Noel Plutchak’s footwear gives up the ghost … after 30 years
There are those skiers who insist on having the latest gear, and then there are those who stick with what works. Noel Plutchak is the latter, and in the case of his boots, a pair of Lange 56 Mid System, they worked just fine for him … for 30 years … until Monday.
Plutchak, 80, who lives in Downtown Los Angeles, was skiing Mammoth with his friend, Gil Epstein, also in his 80s, and the two had just finished their second run, and were gliding down to Chair 17. “I was behind Noel, and saw pieces of boots spread all around,” Epstein recalled.
“I ended up on my butt, but then I saw that both boots just exploded and at exactly the same time,” Plutchak observed. As it happens, the event isn’t unheard of with older boots, though it is rare indeed to find someone using the same set of boots that long. That, according to his girlfriend, Bonnie Flamer, aunt of Mammoth local Dawn Lazar, is par for the course for Noel. His GMC Yukon truck, for example, has more than 225,000 miles on it.
“He’s from Green Bay, Wisc., and there you learn to live with everything until it falls apart or gets the best of you,” she quipped. “The one thing he’s kept for 20 years that’s good is me. I haven’t broken yet.”
Plutchak, however, downplays that assessment somewhat, saying that he was simply attracted to the locking technology in the Langes, featuring a switch mechanism that lets the rear part of the boot fold back about 25 degrees. “I figured they just don’t make ‘em like this, and I’d wait until something came along that got my attention, and nothing did,” he said.
“You can see the mentality,” Flamer responded. “I sense a trend building,” Dawn’s husband, Darryl, lobbed in. The room erupted with laughter, even from Plutchak.
In case you’re wondering, boots aren’t the only pieces of vintage equipment he uses. Oh, he’s managed to move past straight skis, but not by much. Plutchak said he skis a very early series of parabolic Heads.
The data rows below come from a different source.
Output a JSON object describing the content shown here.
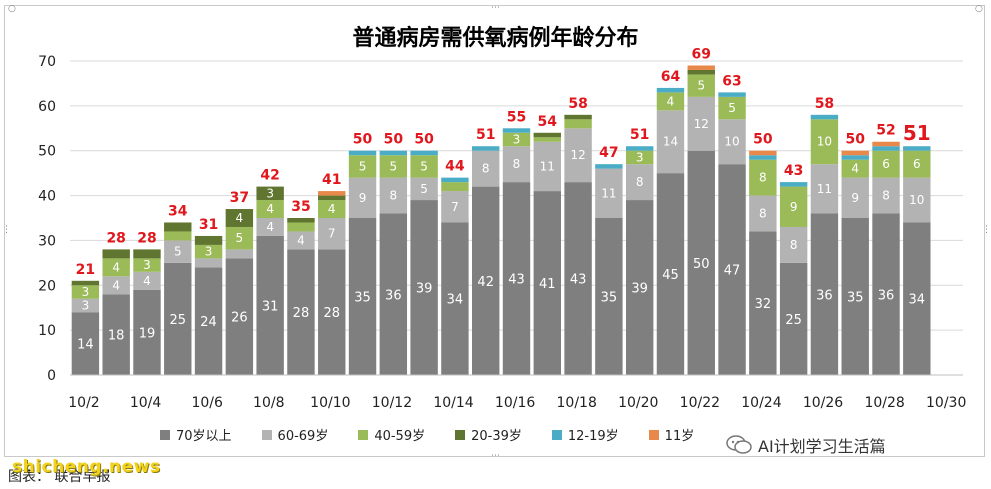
{
  "chart_data": {
    "type": "bar",
    "stacked": true,
    "title": "普通病房需供氧病例年龄分布",
    "ylim": [
      0,
      70
    ],
    "yticks": [
      0,
      10,
      20,
      30,
      40,
      50,
      60,
      70
    ],
    "categories": [
      "10/2",
      "10/3",
      "10/4",
      "10/5",
      "10/6",
      "10/7",
      "10/8",
      "10/9",
      "10/10",
      "10/11",
      "10/12",
      "10/13",
      "10/14",
      "10/15",
      "10/16",
      "10/17",
      "10/18",
      "10/19",
      "10/20",
      "10/21",
      "10/22",
      "10/23",
      "10/24",
      "10/25",
      "10/26",
      "10/27",
      "10/28",
      "10/29"
    ],
    "xtick_labels": [
      "10/2",
      "10/4",
      "10/6",
      "10/8",
      "10/10",
      "10/12",
      "10/14",
      "10/16",
      "10/18",
      "10/20",
      "10/22",
      "10/24",
      "10/26",
      "10/28",
      "10/30"
    ],
    "totals": [
      21,
      28,
      28,
      34,
      31,
      37,
      42,
      35,
      41,
      50,
      50,
      50,
      44,
      51,
      55,
      54,
      58,
      47,
      51,
      64,
      69,
      63,
      50,
      43,
      58,
      50,
      52,
      51
    ],
    "series": [
      {
        "name": "70岁以上",
        "color": "#7f7f7f",
        "values": [
          14,
          18,
          19,
          25,
          24,
          26,
          31,
          28,
          28,
          35,
          36,
          39,
          34,
          42,
          43,
          41,
          43,
          35,
          39,
          45,
          50,
          47,
          32,
          25,
          36,
          35,
          36,
          34
        ]
      },
      {
        "name": "60-69岁",
        "color": "#b3b3b3",
        "values": [
          3,
          4,
          4,
          5,
          2,
          2,
          4,
          4,
          7,
          9,
          8,
          5,
          7,
          8,
          8,
          11,
          12,
          11,
          8,
          14,
          12,
          10,
          8,
          8,
          11,
          9,
          8,
          10
        ]
      },
      {
        "name": "40-59岁",
        "color": "#9bbb59",
        "values": [
          3,
          4,
          3,
          2,
          3,
          5,
          4,
          2,
          4,
          5,
          5,
          5,
          2,
          0,
          3,
          1,
          2,
          0,
          3,
          4,
          5,
          5,
          8,
          9,
          10,
          4,
          6,
          6
        ]
      },
      {
        "name": "20-39岁",
        "color": "#5f7530",
        "values": [
          1,
          2,
          2,
          2,
          2,
          4,
          3,
          1,
          1,
          0,
          0,
          0,
          0,
          0,
          0,
          1,
          1,
          0,
          0,
          0,
          1,
          0,
          0,
          0,
          0,
          0,
          0,
          0
        ]
      },
      {
        "name": "12-19岁",
        "color": "#4bacc6",
        "values": [
          0,
          0,
          0,
          0,
          0,
          0,
          0,
          0,
          0,
          1,
          1,
          1,
          1,
          1,
          1,
          0,
          0,
          1,
          1,
          1,
          0,
          1,
          1,
          1,
          1,
          1,
          1,
          1
        ]
      },
      {
        "name": "11岁",
        "color": "#e8884a",
        "values": [
          0,
          0,
          0,
          0,
          0,
          0,
          0,
          0,
          1,
          0,
          0,
          0,
          0,
          0,
          0,
          0,
          0,
          0,
          0,
          0,
          1,
          0,
          1,
          0,
          0,
          1,
          1,
          0
        ]
      }
    ]
  },
  "footer": {
    "watermark": "shicheng.news",
    "caption": "图表：   联合早报",
    "account": "AI计划学习生活篇"
  },
  "icons": {
    "wechat": "wechat-icon"
  }
}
The boots, though, have a long history. Noel and Darryl recounted several trips the boots have made to ski adventures in Oregon, Colorado and Canada, as well as numerous trips to Mammoth. “I’ve never had them repacked, nothing,” he acknowledged. After they blew apart, he and Epstein took the remains to the boot repair at Canyon Lodge.
The technician noted he’s seen a few pairs in similar condition, all older and mostly Nordica brand. The tech, Plutchak said, attributes many such failures to the temperatures and atmospheric conditions in Southern California. Epstein and Plutchak, however, don’t discount the thousands of times he’s probably been in and out of the boots.
“He reluctantly said he couldn’t repair them,” Plutchak related. Bonnie and Gil suggested trying a roll of duct tape. More laughter. “I called him and asked him if he was done, and replied, ‘Well, yeah, in a way,’” Flamer said. Still more laughter.
Flamer said, all kidding aside, she’s thankful the boots died where they did, and not while Plutchak was skiing off the top or down some steep run. “I hope there’s a message that gets out to some folks who are using older gear: plastic boots do have a life expectancy.”
Meanwhile, he’s pondering his next pair of boots. “I haven’t looked in 30 years … I’m thinking about renting,” Plutchak said. “You should try thrift shops (DSES and the Cast Off),” Darryl pitched. “If they have your size, you could upgrade … maybe you’ll find something in the 15-20 year range.”
“He likes ‘em worn in,” Flamer fired off. Laughter again.